Wenn der defiziente Personbegriff des angelsächsischen Empirismus bereichert wird durch die Idee des Lebens und Personalität (wieder) verstanden werden kann als Haben eines Lebens, dann ist die Personalität des Menschen in der Tat nicht trennbar von seiner Animalität. Schon Nahrungsaufnahme und Fortpflanzung sind beim Menschen "integriert in einen personalen Kontext" (255); menschliche Animalität ist "das Medium der Verwirklichung der Person" (256).

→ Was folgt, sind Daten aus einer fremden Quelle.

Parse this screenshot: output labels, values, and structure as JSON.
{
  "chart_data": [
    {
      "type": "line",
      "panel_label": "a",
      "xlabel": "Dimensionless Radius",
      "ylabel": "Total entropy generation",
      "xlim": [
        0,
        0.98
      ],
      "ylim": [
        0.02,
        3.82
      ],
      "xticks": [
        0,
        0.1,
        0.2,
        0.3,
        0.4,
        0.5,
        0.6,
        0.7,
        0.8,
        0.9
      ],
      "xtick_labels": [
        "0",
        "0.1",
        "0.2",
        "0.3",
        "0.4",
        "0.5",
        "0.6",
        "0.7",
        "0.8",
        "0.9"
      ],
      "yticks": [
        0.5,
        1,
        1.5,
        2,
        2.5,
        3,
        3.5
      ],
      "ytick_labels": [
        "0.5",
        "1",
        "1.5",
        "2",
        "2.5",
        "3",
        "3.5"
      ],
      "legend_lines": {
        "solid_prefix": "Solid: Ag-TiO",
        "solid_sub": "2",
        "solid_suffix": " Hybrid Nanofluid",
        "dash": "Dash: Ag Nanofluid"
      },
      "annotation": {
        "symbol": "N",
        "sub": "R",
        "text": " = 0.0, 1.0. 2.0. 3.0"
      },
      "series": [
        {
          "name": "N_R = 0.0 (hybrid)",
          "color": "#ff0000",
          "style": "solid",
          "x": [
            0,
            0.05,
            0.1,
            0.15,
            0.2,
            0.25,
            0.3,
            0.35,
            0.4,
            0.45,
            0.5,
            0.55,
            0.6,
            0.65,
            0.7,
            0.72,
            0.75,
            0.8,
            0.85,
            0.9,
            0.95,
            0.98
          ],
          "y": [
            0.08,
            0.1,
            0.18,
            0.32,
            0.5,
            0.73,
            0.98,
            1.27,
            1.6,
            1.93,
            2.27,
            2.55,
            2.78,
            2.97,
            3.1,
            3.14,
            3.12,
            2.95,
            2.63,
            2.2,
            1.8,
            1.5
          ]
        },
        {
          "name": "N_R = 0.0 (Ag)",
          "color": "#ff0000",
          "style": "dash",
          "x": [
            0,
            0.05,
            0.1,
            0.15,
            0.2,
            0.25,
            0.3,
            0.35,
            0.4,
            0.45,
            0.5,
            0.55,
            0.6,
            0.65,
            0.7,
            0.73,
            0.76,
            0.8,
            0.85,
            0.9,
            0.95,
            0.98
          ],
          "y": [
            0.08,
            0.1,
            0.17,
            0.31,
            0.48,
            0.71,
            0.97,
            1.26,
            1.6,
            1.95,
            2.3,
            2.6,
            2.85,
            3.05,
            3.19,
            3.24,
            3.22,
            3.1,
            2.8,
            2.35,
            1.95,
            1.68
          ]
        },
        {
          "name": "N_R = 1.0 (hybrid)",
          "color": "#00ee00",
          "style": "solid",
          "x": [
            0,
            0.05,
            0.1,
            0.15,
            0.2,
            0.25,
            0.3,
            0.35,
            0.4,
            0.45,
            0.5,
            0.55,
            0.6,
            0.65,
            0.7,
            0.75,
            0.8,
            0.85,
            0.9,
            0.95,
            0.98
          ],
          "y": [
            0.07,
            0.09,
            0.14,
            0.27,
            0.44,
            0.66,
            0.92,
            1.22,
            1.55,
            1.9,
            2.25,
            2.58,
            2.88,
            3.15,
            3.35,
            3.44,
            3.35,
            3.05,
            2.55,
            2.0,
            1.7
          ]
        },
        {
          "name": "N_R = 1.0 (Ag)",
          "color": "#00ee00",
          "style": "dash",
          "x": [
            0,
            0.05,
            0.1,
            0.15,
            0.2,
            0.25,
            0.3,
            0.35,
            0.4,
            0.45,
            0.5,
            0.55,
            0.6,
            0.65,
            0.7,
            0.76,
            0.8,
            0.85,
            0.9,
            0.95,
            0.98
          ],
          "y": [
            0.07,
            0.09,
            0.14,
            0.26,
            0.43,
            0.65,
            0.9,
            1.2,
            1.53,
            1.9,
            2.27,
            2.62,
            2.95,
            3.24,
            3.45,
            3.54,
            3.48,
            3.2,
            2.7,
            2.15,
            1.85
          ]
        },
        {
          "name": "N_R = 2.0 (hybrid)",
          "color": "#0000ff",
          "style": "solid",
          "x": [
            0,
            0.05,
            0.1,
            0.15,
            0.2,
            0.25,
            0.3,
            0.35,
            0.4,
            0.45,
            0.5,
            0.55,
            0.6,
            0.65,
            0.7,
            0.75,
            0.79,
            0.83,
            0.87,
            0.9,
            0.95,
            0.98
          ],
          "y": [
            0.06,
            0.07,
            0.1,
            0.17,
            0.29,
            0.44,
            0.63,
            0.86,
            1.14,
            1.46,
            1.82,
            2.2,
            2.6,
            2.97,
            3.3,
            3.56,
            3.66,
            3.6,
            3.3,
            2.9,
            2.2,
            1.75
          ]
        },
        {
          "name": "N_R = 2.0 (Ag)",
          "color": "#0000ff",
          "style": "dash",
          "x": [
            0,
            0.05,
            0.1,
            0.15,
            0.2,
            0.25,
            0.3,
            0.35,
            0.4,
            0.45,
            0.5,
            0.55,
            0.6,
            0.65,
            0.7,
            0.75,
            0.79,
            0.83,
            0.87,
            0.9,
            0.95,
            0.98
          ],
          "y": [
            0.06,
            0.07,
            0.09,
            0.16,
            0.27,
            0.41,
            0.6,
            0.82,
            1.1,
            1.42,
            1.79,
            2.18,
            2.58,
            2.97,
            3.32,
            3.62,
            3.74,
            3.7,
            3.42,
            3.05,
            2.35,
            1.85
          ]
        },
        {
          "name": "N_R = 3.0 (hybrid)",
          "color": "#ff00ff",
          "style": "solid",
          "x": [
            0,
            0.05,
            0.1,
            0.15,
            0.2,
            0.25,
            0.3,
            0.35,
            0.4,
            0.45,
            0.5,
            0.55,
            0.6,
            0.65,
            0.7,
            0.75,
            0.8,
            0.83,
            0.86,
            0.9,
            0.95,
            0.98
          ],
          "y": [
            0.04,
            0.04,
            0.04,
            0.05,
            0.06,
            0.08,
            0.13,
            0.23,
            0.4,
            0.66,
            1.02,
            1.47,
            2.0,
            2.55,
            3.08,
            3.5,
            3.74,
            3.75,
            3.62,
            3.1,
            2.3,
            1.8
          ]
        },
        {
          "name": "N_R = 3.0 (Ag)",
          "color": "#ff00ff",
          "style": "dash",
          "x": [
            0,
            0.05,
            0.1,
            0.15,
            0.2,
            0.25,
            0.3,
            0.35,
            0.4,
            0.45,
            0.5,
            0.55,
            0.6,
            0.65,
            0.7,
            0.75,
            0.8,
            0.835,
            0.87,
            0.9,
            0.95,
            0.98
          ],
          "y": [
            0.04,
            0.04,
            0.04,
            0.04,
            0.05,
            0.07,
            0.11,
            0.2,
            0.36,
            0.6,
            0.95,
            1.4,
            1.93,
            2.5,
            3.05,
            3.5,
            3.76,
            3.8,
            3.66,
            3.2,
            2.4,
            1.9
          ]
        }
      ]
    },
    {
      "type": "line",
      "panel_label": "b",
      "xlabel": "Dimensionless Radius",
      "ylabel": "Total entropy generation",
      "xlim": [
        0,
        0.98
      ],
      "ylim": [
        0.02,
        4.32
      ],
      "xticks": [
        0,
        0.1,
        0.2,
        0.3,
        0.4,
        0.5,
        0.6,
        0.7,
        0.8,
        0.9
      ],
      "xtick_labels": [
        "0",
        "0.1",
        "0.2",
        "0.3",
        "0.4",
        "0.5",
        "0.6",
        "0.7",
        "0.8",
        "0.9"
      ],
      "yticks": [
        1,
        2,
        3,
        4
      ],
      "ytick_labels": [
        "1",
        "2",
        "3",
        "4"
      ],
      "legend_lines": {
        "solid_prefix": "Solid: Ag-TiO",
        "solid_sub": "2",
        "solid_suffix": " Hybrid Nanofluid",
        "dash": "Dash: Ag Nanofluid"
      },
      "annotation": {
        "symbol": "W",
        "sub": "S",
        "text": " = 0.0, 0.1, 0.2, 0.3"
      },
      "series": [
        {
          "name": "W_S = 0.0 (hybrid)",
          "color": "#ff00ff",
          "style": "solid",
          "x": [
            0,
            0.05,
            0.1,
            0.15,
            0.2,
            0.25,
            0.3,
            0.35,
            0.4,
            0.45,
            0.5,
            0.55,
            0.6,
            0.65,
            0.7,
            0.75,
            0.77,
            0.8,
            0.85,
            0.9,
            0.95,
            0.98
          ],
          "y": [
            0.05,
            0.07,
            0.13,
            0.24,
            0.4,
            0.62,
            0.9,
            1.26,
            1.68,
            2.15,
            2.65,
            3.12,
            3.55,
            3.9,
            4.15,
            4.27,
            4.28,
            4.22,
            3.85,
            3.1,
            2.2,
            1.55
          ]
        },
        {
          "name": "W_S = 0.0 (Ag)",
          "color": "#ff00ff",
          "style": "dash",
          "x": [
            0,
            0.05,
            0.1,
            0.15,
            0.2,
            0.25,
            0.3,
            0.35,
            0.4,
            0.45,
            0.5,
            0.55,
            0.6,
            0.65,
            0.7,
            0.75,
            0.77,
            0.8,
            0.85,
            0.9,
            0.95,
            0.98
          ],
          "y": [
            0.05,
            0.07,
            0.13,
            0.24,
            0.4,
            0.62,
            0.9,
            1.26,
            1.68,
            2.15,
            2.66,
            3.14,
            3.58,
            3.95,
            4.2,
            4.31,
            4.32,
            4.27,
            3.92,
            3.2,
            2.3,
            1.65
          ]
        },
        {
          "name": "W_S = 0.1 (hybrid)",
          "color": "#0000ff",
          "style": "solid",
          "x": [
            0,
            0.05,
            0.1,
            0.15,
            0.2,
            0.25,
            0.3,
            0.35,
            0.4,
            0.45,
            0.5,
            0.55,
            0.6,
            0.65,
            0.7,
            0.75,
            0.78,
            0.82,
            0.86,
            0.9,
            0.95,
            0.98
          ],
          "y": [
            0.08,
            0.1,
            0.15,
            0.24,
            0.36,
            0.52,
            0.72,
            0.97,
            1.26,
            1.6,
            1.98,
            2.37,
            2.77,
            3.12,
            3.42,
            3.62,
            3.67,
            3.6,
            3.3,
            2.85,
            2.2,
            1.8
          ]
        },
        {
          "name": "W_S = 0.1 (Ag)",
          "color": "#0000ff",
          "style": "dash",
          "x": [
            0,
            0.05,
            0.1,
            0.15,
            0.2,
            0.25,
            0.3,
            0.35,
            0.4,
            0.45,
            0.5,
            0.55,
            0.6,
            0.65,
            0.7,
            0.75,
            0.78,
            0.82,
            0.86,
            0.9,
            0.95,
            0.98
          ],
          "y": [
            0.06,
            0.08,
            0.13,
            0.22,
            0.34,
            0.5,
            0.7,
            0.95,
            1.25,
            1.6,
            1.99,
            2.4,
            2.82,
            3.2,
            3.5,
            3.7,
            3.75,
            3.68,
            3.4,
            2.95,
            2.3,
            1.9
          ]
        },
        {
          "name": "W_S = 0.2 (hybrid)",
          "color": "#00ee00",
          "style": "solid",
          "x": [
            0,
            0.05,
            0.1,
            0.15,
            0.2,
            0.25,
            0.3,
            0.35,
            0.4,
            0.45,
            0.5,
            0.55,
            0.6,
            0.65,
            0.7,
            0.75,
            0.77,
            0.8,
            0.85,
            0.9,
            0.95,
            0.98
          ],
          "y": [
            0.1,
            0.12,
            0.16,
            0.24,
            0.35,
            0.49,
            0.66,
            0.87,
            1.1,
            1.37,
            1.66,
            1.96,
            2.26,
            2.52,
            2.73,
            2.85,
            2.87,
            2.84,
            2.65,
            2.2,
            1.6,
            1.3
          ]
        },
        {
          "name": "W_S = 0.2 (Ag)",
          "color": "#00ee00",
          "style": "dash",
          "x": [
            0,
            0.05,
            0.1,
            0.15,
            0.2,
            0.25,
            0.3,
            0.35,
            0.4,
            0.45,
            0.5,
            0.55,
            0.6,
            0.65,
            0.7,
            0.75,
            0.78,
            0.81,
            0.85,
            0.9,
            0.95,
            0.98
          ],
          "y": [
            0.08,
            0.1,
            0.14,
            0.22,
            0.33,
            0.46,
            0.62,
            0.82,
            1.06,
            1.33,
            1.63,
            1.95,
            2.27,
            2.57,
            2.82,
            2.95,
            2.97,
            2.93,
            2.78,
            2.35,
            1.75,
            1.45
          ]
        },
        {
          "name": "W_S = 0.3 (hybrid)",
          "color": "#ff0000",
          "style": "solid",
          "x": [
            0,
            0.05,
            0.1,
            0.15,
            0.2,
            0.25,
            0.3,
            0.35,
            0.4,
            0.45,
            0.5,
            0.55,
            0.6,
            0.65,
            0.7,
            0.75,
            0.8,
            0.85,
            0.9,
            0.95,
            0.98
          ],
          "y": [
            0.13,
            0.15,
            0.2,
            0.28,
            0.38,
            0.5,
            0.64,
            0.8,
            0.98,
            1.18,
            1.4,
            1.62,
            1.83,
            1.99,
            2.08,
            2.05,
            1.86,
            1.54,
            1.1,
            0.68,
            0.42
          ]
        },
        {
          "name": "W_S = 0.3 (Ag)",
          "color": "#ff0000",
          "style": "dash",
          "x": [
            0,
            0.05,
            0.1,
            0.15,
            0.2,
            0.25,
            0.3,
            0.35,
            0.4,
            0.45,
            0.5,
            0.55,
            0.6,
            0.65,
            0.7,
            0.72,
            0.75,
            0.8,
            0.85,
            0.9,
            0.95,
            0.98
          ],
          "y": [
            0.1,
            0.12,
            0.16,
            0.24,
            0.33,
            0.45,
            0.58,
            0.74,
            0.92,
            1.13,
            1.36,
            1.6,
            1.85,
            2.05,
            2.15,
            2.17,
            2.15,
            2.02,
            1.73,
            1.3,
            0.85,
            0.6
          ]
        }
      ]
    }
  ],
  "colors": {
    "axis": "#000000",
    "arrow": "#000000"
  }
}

Obwohl die Personengemeinschaft in der Tat nicht einfach nur ’Natürliches’ ist, kommt sie doch "nur zustande und perpetuiert sich nur auf naturwüchsige Weise" (237 f.). Deshalb ist die Anerkennung des Anderen als Person schon mit dessen Zugehörigkeit zur Spezies homo sapiens sapiens gefordert, auch wenn die spezifisch personalen Eigenschaften noch nicht oder nicht mehr sichtbar sind. Und jene Menschen, denen solche Eigenschaften mit Sicherheit niemals zugesprochen werden können? Deren Existenz, sagt S., ist "der Härtetest der Humanität" (260). In Extremfällen haben wir keinerlei Hinweis auf ein intentionales Innenleben und darauf, worin das personspezifische Haben einer Natur bei diesen Menschen besteht. Daß sie dennoch als jemand gelten und auf der vitalen Ebene Hilfe erhalten, "läßt den tiefsten Sinn einer Personengemeinschaft aufscheinen" (ebd), nämlich daß es "wirklich um die Anerkennung des Selbstseins und nicht ... um die Schätzung nützlicher oder angenehmer Eigenschaften geht" (261; Kursivdruck R. L.).

S.s Buch ist schwierig zu lesen, sowohl wegen der Vielzahl der behandelten Aspekte (von denen hier nur ein Teil zur Sprache kommen konnte) als auch wegen des hohen philosophischen Niveaus und nicht zuletzt aufgrund seines essayistischen Stils. Dieser Hinweis soll allerdings nicht von der Lektüre abhalten. Diese sei vor allem jenen empfohlen, die sich für die jüngere Diskussion um den Personbegriff interessieren. Es ist zu hoffen, daß S.s wichtiger Beitrag in diesen Debatten eingehend berücksichtigt wird.

Im Falle einer zweiten Auflage wäre die Korrektur der zahlreichen Druckfehler wünschenswert.